L'associazione Le Infiorate di Spello consolida e rafforza la collaborazione con la cooperativa sociale Comunità La Tenda, dando continuità a un modello virtuoso che coniuga la valorizzazione del patrimonio culturale con l’inclusione sociale e lavorativa dei giovani. A partire da gennaio, ai ragazzi della cooperativa è affidata, in alcune giornate infrasettimanali, l’apertura e l’accoglienza del Museo delle Infiorate, sancendo il passaggio da un’esperienza sperimentale a un progetto stabile, strutturato e inserito a pieno titolo nelle attività ordinarie dell’associazione.
"La collaborazione con la Comunità La Tenda è diventata stabile e rappresenta un progetto di alto valore sociale e culturale”, spiegano dall’associazione, sottolineando come questa sinergia non solo favorisca la fruizione del museo da parte dei visitatori, ma offra ai ragazzi opportunità concrete di responsabilizzazione e crescita personale.
La collaborazione tra le due realtà è nata tre anni fa, quando i giovani della Comunità La Tenda hanno partecipato al concorso delle artistiche Infiorate del Corpus Domini, nella categoria “tappeti”, realizzando un’opera floreale durante la suggestiva “notte dei fiori”.
Quell'esperienza ha costituito il primo passo di un percorso più ampio, che si è rafforzato nel dicembre scorso, durante le festività natalizie. In quel periodo, i ragazzi sono stati coinvolti nell’accoglienza dei visitatori e nell’apertura del Museo, offrendo un servizio operativo importante sia per l’associazione sia per i turisti. Da gennaio, l’iniziativa si è trasformata in un impegno continuativo: i giovani sono responsabili di gestire l’apertura del museo e di accogliere i visitatori, fornendo informazioni e supporto durante la visita.
Il progetto non è solo simbolico ma anche formativo. I giovani partecipanti affiancano operatori esperti nella gestione quotidiana del museo, acquisendo competenze pratiche come l’accoglienza dei visitatori, la cura degli allestimenti, la gestione di ticketing e prenotazioni, e l’informazione sulle opere e la storia delle Infiorate.
La cooperativa Comunità La Tenda, attiva da anni nell’inserimento sociale e lavorativo di giovani, cura percorsi personalizzati che favoriscono autonomia e responsabilizzazione. “Ogni giorno al museo diventa un’occasione per imparare e per acquisire soft skills fondamentali come la puntualità, la collaborazione e il lavoro in squadra”, spiegano gli operatori.
Il Museo delle Infiorate rappresenta un punto di riferimento culturale e turistico di Spello, capace di attirare visitatori da tutta Italia e dall’estero. La presenza dei giovani della Comunità La Tenda assicura una fruizione più efficiente e qualificata, migliorando l’esperienza dei turisti e contribuendo all’attrattività del centro storico e delle attività commerciali locali.

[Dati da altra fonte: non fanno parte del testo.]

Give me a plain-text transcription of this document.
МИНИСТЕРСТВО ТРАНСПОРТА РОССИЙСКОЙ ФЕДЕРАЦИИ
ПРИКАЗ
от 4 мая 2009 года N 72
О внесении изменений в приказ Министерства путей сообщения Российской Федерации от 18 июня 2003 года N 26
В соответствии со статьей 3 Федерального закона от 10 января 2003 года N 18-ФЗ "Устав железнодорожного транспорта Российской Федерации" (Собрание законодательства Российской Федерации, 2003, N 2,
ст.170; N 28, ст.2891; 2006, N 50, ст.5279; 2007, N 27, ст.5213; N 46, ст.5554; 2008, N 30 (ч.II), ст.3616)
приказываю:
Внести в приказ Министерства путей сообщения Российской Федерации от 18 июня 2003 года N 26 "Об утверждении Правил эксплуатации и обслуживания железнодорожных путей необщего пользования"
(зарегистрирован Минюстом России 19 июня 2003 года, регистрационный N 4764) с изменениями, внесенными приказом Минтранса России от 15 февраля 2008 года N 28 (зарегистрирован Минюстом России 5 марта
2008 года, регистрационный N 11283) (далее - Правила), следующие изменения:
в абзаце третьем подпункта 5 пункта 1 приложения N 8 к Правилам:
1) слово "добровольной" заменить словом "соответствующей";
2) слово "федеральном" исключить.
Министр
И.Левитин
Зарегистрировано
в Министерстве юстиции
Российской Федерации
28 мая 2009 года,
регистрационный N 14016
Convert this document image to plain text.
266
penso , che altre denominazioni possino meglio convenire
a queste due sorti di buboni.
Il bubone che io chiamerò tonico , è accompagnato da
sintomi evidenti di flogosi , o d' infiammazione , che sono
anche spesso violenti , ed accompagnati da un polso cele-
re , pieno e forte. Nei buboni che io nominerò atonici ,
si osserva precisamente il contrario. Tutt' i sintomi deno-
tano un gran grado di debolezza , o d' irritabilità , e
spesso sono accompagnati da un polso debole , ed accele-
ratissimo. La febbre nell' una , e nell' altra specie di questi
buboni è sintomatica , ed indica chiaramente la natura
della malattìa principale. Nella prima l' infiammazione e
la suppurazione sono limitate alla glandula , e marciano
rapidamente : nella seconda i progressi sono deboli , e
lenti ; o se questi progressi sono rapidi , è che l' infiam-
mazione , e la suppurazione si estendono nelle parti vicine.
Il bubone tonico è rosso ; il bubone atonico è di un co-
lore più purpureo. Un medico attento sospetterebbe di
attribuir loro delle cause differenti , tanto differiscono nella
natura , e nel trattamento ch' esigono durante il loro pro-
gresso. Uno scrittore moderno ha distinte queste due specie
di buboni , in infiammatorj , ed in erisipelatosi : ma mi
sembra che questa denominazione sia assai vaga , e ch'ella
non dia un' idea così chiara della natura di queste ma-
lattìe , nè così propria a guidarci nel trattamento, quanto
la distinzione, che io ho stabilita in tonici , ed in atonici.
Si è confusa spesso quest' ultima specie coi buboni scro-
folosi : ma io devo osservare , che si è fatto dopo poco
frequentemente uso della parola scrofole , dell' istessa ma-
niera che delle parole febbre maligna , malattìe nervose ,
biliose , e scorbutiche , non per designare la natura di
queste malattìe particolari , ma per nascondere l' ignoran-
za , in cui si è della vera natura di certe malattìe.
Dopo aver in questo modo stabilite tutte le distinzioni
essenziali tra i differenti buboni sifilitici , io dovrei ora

L'associazione evidenzia anche il valore simbolico dell’iniziativa: “Oltre a valorizzare la nostra tradizione artistica, il progetto racconta storie di inclusione e cittadinanza attiva, facendo del museo un luogo di integrazione e partecipazione”.
L'esperienza ormai consolidata pone basi solide per ulteriori sviluppi futuri. L’associazione Le Infiorate di Spello e la cooperativa Comunità La Tenda hanno annunciato l’intenzione di proseguire nel monitoraggio dei risultati, raccogliere in modo sistematico i feedback dei visitatori e valutare possibili ampliamenti del progetto, anche in vista della prossima edizione delle Infiorate del Corpus Domini.
Il percorso avviato si configura come un modello virtuoso di integrazione tra valorizzazione culturale e politiche sociali, potenzialmente replicabile in altri contesti regionali e nazionali. La sinergia tra tutela del patrimonio immateriale, accoglienza turistica e inserimento lavorativo dei giovani contribuisce infatti a rafforzare l’identità culturale della comunità locale e a promuovere forme concrete di partecipazione attiva e inclusiva alla vita del territorio.
La collaborazione tra Le Infiorate di Spello e Comunità La Tenda testimonia come tradizione, cultura e inclusione possano integrarsi efficacemente. “Affidare ai giovani l’accoglienza al museo significa restituire alla comunità un presidio culturale vivo, trasformando le attività museali in opportunità di crescita personale e sociale”, concludono dall’associazione.
L'iniziativa non solo rafforza il ruolo del museo come centro culturale, ma rappresenta anche un modello di valorizzazione delle risorse umane e di integrazione sociale, capace di coniugare turismo, formazione e partecipazione comunitaria.